I ricercatori della sede di Chicago dell'Università dell'Illinois sono riusciti a descrivere la struttura molecolare della proteina denominata beta-42, ovvero uno dei componenti delle placche amiloidi, gli agglomerati proteici che "soffocano" i neuroni nel morbo di Alzheimer. La scoperta, pubblicata su Nature Structural and Molecular Biology, è di fondamentale importanza dato che la proteina amiloide beta-42 è altamente neurotossica e si pensa funga da innesco per la serie di eventi patologici che caratterizzano la malattia.

Il metodo di indagine e i risultati.

La proteina beta-42 tende a aggregarsi in formazioni filiformi chiamate fibrille le quali, a loro volta, formano degli gomitoli chiamati placche amiloidi. I ricercatori di Chicago hanno sottoposto le fibrille a uno speciale esame spettroscopico chiamato solid-state NMR (SSNMR) spectroscopy grazie al quale sono riusciti a ricostruire la struttura tridimensionale della proteina. "In questo modo" spiega Yoshitaka Ishii, professore di chimica all'Università di Chicago e coordinatore dello studio "abbiamo potuto rivelare che la proteina forma tre strutture piatte, chiamati foglietti beta, che si piegano due volte su loro stesse a formare una S". Dunque, in base a questi dati, la proteina è assimilabile a una fettuccina ripiegata per due volte.

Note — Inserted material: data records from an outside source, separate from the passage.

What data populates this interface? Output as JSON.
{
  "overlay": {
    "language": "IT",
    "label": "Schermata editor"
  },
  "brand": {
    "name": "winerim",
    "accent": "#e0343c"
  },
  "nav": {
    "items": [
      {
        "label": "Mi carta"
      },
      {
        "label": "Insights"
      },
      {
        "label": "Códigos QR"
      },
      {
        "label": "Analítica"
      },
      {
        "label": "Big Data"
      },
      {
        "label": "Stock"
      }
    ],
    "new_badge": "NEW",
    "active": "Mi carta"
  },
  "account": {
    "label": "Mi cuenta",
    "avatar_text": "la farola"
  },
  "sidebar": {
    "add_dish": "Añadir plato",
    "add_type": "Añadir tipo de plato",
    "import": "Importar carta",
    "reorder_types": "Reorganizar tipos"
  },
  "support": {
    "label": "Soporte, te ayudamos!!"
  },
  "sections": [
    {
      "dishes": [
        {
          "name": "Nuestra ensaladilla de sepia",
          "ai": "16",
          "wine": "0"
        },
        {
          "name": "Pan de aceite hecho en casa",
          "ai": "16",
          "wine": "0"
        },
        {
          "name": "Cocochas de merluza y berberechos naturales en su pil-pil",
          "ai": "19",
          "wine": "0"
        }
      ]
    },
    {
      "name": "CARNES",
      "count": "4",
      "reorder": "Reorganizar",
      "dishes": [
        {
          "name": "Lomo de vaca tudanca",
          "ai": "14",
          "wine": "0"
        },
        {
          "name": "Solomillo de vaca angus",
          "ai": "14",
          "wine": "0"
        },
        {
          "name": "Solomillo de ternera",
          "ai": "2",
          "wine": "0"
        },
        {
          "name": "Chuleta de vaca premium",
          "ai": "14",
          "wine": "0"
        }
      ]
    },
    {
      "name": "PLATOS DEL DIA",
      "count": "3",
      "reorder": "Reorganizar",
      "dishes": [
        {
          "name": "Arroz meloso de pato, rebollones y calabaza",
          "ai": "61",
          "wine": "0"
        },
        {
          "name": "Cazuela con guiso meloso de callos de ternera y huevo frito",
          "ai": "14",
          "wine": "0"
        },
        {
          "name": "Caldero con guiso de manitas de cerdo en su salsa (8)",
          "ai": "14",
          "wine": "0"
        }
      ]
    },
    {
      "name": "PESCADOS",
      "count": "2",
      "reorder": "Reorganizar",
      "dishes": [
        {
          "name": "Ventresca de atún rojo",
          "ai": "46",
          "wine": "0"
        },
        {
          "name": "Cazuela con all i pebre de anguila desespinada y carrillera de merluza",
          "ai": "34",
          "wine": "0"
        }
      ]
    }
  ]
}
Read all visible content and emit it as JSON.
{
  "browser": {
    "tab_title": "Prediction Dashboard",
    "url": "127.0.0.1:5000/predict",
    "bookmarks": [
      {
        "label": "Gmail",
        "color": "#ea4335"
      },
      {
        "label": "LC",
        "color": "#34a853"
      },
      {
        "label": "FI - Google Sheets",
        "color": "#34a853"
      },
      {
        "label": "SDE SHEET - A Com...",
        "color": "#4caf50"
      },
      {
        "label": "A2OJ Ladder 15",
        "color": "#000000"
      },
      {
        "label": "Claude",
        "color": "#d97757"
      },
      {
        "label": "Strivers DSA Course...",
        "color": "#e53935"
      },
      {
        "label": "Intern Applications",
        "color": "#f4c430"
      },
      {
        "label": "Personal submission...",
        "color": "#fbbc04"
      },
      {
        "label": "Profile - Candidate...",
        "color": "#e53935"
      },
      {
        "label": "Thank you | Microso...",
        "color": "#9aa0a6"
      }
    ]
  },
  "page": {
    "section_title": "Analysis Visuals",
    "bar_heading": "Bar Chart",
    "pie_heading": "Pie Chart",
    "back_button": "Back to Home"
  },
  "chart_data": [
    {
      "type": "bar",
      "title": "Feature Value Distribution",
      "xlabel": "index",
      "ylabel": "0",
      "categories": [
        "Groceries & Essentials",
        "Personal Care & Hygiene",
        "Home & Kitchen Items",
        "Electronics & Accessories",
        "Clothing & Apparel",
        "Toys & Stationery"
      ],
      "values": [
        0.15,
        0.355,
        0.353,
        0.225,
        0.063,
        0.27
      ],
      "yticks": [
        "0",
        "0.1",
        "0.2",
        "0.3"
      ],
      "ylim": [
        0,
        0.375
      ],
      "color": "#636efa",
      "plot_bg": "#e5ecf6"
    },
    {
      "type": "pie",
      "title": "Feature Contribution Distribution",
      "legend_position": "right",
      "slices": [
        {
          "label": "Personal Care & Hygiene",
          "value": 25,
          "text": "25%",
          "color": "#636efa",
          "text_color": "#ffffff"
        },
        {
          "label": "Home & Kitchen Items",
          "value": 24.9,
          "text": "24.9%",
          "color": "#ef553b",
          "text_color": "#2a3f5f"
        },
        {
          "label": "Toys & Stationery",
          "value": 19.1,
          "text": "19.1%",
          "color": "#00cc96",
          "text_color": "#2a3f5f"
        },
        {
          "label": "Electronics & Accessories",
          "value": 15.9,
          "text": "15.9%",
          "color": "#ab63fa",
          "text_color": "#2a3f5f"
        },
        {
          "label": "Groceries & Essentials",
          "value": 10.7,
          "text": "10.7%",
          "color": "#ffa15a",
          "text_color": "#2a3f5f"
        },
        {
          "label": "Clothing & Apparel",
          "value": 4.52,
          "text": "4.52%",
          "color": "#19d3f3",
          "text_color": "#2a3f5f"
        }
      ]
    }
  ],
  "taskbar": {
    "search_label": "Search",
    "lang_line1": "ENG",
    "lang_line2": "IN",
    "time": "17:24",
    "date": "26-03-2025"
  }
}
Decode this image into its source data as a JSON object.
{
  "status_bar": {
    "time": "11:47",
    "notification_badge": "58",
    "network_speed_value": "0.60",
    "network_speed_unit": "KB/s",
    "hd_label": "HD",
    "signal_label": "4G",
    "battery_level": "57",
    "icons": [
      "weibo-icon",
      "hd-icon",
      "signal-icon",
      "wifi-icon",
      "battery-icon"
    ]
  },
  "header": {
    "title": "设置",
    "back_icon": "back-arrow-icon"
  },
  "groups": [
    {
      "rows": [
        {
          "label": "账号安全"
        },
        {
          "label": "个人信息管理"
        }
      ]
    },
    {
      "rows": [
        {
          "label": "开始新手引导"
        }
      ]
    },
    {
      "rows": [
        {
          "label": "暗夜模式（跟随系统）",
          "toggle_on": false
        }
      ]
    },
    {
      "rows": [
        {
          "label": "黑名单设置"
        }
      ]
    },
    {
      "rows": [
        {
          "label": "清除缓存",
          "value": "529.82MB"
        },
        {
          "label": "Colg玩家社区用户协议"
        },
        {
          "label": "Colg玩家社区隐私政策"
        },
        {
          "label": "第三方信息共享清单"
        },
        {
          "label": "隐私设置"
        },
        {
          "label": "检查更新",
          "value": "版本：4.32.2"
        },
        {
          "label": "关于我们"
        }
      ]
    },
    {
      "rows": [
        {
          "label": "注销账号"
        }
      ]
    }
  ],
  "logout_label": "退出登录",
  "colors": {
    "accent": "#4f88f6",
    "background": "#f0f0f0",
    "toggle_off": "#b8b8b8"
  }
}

"Inoltre" continua Yoshitaka Ishii "abbiamo osservato che il primo amminoacido della catena proteica si lega tramite un ponte salino o legame ionico, ovvero un legame forte tra una carica positiva e una negativa, con un amminoacido della prima piega della S. Questo spiega perché la struttura della proteina amiloide beta-42 sia molto stabile, perché sia particolarmente refrattaria a legarsi con molecole di acqua, e perché non si leghi ad altre proteine delle placche amiloidi, come la beta-40, una proteina più diffusa nelle placche amiloidi ma meno neurotossica.

Infine, la struttura delle singole molecole di proteina amiloide beta-42 spiega come esse possano collegarsi a formare le fibrille".

Le possibili ricadute della scoperta. "Aver compreso le caratteristiche strutturali della proteina amiloide beta-42" conclude il professor Yoshitaka Ishii "potrebbe offrire una visione inedita del processo di diffusione della malattia di Alzheimer nel tessuto nervoso".

L'aspetto più importante della scoperta, tuttavia, risiede nella possibilità di disegnare farmaci specifici per attaccare la proteina amiloide beta-42. Infatti, le molecole create per "sciogliere" la sorella più diffusa ma meno aggressiva, la proteina amiloide beta-40, potrebbero non essere efficaci.